Biographies of Prominent Quebec and Canadian
Percy Ellwood Corbett
Department of History,
Jurist and soldier, was born at Tyne Valley, Prince Edward Island. He was educated at Quebec's Huntingdon Academy and at McGill University. After receiving his M.A. in 1915, Corbett was awarded a Rhodes Scholarship, but postponed it to serve with great distinction as an officer in the Canadian Expeditionary Force in France . Severely injured at the Battle of the Somme, he was awarded the Military Cross.

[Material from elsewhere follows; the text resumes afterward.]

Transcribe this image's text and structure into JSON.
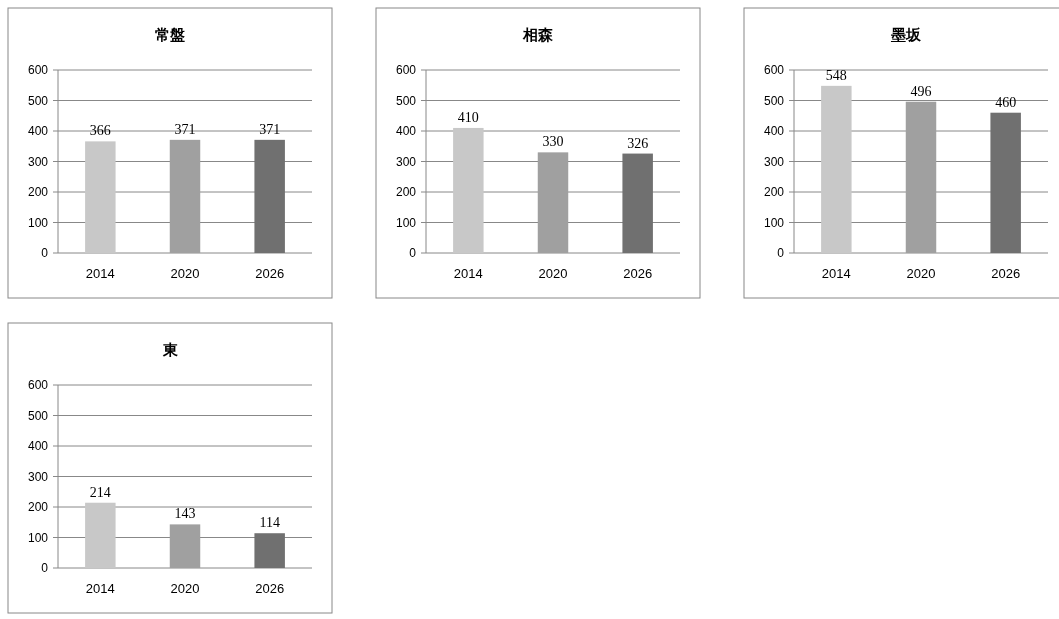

After the Great War he resumed his studies at Oxford University and was a Fellow of All Souls College from 1920 to 1927. During that time he served as an assistant legal advisor to the League of Nation's International Labour Office and obtained a Licence ès droit from the Sorbonne. In 1924 he was appointed professor of Roman law at McGill University's Faculty of Law. One of the Faculty's rising stars, Corbett served as its Dean from 1928 until 1936. Under his direction, the Faculty of Law recruited both F. R. Scott and John P. Humphrey as professors. Serving briefly as McGill's acting principal, Corbett continued to teach Roman and International law until 1942, when he left Canada and joined the faculty of Yale University . He became an American citizen in 1947. From 1951 to 1958 Corbett taught at Princeton University's Center for International Studies. He spent the rest of his career teaching at the University of Virginia and at Lehigh University. An international jurist who frequently argued for a Canadian-American rapprochement, P. E. Corbett authored a volume on The Settlement of Canadian-American Disputes (1937) in the series of twenty-five studies on Canadian-American relations sponsored by the Carnegie Endowment for International Peace, and attended three of the conferences on Canadian-American affairs organized by the Endowment between 1935 and 1941. In the October 1930 issue of the Dalhousie Review he published Canada's first in-depth scholarly examination of anti-Americanism.